Besides seeking to detect and quantify change, including the effects of coastal erosion, the study is designed to evaluate competing explanations for the rapid rise in the level of the Caspian Sea by 2.5 m between 1977 and 1996. The shoreline changes map shows that the Caspian Sea level rise affected along the coast Miankaleh peninsula and Gorgan Bay. Some areas were more vulnerable to erosion than others. Areas with extreme erosion are characterized by weak sediments. For instance, the west side of Gorgan Bay are characterized by weak Quaternary sediments, and the most vulnerable. The local population, in the moth of the Gorgan Bay due to high density fractures have had much destruction. The largest changes are shown on the SPOT image at the west side of the Gorgan Bay. The estimated change in shoreline over a 20 years period (1977-1997) in Gorgan Bay and Miankaleh peninsula is 200 – 19,240 meters. Thus the possible effects of gas and oil extraction in the last two decades will be modelled by analogy with other coastal gas and oil fields in order to discover whether the sea-level changes are the product of land deformation, minor climatic fluctuations or changes in industrial and agricultural water use. An attempt will also be made to apply InSAR methods using ERS1 and ERS2 tandem and differential data to the area for the detection of short-term coastal erosion. The ultimate aim is to identify the techniques, which are best suited to monitor change and plan disaster relief in the varied physical and economic environments to be found in Iran. The following brief conclusion results from this study:

  1. Georeferencing of SPOT, LANDSAT ETM, TM, RADARSAT and aerial Photographs using the georeferenced topography map help to compared rapidly and easily all of satellite data for different times and old aerial photographs GIS tools.

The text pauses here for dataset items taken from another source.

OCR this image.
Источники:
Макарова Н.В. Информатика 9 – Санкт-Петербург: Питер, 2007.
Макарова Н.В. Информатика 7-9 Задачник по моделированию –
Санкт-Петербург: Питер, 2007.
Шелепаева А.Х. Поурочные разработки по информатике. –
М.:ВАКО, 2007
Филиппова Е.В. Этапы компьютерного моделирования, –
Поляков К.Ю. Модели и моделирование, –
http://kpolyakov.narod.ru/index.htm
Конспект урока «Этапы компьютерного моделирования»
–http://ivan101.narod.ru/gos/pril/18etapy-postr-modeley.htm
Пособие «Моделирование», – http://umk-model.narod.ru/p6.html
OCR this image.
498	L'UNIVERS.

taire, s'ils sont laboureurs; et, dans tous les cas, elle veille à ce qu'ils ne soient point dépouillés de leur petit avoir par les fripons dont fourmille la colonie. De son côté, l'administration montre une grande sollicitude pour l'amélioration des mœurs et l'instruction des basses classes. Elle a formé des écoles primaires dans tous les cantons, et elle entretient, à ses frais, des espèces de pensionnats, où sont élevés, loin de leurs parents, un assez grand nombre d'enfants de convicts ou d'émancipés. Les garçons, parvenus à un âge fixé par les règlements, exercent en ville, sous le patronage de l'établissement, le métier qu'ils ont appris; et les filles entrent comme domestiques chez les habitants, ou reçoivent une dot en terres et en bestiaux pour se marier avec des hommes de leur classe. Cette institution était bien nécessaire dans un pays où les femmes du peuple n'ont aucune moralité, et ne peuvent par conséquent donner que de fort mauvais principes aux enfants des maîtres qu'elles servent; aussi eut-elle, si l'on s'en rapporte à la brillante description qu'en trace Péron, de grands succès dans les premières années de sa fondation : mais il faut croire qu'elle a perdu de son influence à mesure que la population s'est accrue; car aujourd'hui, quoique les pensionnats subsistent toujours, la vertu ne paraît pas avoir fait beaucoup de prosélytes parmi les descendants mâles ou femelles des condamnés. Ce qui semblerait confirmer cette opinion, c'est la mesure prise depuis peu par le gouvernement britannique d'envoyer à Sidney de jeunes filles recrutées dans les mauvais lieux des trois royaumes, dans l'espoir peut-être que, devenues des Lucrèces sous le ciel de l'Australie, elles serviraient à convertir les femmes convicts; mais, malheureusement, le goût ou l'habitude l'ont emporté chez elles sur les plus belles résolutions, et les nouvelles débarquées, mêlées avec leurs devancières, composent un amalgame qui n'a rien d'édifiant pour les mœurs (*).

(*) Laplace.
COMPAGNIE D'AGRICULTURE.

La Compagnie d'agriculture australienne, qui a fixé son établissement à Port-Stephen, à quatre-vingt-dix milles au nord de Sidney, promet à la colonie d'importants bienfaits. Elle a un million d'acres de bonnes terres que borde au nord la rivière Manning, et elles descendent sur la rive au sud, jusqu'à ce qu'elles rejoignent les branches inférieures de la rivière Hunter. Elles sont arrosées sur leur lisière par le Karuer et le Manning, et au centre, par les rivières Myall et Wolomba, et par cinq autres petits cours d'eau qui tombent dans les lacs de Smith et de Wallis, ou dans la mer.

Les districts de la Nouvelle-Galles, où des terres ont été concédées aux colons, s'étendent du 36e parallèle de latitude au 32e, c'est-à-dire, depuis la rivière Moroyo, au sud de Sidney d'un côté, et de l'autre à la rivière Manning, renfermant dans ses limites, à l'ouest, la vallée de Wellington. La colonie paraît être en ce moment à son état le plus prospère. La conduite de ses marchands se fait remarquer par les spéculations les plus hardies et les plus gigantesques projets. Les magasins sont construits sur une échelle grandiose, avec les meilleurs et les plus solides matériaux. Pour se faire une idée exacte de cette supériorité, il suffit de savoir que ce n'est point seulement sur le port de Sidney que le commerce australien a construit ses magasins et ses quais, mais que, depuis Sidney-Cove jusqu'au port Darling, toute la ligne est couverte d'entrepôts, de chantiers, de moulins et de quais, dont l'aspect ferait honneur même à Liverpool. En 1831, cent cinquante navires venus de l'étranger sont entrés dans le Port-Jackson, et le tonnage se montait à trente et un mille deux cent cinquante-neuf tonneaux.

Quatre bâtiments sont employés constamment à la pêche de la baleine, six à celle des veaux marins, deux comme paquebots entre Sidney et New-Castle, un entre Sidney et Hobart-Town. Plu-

  2. By Processing of LANDSAT ETM created land cover changes map over study area that shows erosion is controlled by geology, geomorphology and regional and local fracture systems.
  3. RADARSAT image was useful to measure the shoreline changes, and map the structures, lithology and drainage systems in the Gorgan Bay area.
  4. Digital Elevation Model (DEM) is a good tool to interpreting geomorphologic features such as slope, fault type, and drainage characteristics around the Gorgan Bay area.
  5. The results of remote sensing and GIS methods made knowledge of historic changes and projection of future changes over study area that is useful tools in the management and regulation of coastal areas.
  6. The most sever coastal erosion occurs where the shoreline sediments were weakness especially western coasts.